Ai sensi dell’art. 21 del D.P.R. n. 445/2000, l’autenticazione consiste nell’attestazione, da parte del pubblico ufficiale autorizzato, che la firma è stata apposta in sua presenza, previo accertamento dell’identità del sottoscrittore mediante documento di riconoscimento valido.
L’autenticazione può essere effettuata dal funzionario incaricato dal Sindaco esclusivamente nei casi previsti dalla normativa vigente e limitatamente alle dichiarazioni e istanze rivolte a soggetti privati oppure finalizzate alla riscossione di benefici economici da parte di terzi.
In particolare, il funzionario comunale può autenticare firme relative a:
- istanze e dichiarazioni sostitutive di atto di notorietà destinate a soggetti privati;
- deleghe per la riscossione di benefici economici da parte di terzi;
- passaggi di proprietà dei beni mobili registrati, nei casi previsti dall’art. 7 del D.L. 4 luglio 2006, n. 223, convertito nella Legge 4 agosto 2006, n. 248.
Limiti dell’autenticazione da parte del funzionario comunale
Il funzionario incaricato dal Sindaco non può autenticare sottoscrizioni:
- aventi contenuto negoziale o contrattuale non previsto dalla legge;
- relative a procure, deleghe generiche o mandati non espressamente disciplinati;
- riferite ad atti per i quali la legge prevede la competenza esclusiva del notaio o di altro pubblico ufficiale;
- concernenti scritture private aventi natura patrimoniale o dispositiva, salvo specifiche disposizioni normative;
- su atti redatti in lingua straniera senza traduzione conforme, ove richiesta;
- in mancanza dell’identificazione certa del sottoscrittore.

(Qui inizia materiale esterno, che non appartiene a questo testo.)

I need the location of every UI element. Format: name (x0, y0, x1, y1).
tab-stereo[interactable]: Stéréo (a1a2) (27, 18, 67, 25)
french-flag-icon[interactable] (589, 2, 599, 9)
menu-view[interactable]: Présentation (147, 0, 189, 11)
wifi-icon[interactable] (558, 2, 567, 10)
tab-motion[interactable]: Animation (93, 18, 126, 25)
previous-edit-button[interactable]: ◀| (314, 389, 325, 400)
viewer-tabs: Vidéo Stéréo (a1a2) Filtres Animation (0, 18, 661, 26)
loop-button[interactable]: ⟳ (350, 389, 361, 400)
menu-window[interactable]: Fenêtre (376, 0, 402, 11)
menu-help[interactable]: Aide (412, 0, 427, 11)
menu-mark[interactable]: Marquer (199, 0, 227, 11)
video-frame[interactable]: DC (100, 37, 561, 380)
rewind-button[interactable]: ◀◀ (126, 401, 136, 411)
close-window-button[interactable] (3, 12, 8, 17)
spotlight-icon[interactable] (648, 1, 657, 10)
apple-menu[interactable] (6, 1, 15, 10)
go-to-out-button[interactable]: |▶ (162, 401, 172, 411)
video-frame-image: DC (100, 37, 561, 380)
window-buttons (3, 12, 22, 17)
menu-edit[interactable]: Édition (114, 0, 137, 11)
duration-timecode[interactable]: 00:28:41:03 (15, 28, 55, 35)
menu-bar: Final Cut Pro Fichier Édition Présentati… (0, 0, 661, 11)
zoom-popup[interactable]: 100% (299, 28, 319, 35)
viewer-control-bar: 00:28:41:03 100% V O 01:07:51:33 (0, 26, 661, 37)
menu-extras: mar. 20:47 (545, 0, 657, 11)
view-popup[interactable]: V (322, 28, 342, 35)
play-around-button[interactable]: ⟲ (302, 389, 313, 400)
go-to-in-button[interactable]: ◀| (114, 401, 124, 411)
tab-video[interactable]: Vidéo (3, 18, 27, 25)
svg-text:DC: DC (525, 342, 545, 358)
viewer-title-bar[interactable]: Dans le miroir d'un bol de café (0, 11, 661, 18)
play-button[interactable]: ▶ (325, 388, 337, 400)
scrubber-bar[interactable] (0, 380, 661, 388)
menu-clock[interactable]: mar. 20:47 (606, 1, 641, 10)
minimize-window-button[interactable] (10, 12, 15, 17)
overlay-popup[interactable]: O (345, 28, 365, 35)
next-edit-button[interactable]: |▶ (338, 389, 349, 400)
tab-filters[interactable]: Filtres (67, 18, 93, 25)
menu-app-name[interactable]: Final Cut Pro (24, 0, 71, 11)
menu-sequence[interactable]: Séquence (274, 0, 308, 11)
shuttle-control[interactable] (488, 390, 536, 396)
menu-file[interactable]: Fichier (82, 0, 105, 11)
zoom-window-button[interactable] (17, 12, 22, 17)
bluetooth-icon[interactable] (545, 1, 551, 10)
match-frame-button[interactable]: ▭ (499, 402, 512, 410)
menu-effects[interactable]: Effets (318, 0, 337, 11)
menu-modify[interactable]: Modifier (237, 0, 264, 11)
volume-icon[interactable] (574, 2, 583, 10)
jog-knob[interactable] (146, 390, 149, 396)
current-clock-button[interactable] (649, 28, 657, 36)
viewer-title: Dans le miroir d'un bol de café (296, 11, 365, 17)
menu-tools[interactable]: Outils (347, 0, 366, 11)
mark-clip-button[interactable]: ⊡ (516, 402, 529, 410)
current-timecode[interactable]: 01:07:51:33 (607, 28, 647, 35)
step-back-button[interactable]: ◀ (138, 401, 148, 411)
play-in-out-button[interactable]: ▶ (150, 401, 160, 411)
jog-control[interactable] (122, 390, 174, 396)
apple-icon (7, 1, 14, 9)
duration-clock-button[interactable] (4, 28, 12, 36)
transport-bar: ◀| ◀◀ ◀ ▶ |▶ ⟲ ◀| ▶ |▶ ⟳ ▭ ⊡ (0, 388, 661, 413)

L’autenticazione della firma non comporta alcuna attestazione circa il contenuto dell’atto, la sua validità, efficacia o legittimità, ma esclusivamente l’identità della persona che sottoscrive.
Le autenticazioni di firma sono soggette all’imposta di bollo prevista dal D.P.R. 26 ottobre 1972, n. 642, salvo i casi di esenzione previsti dalla legge.
Il richiedente è tenuto a dichiarare l’uso dell’atto al momento della richiesta, al fine di consentire la corretta applicazione del regime fiscale.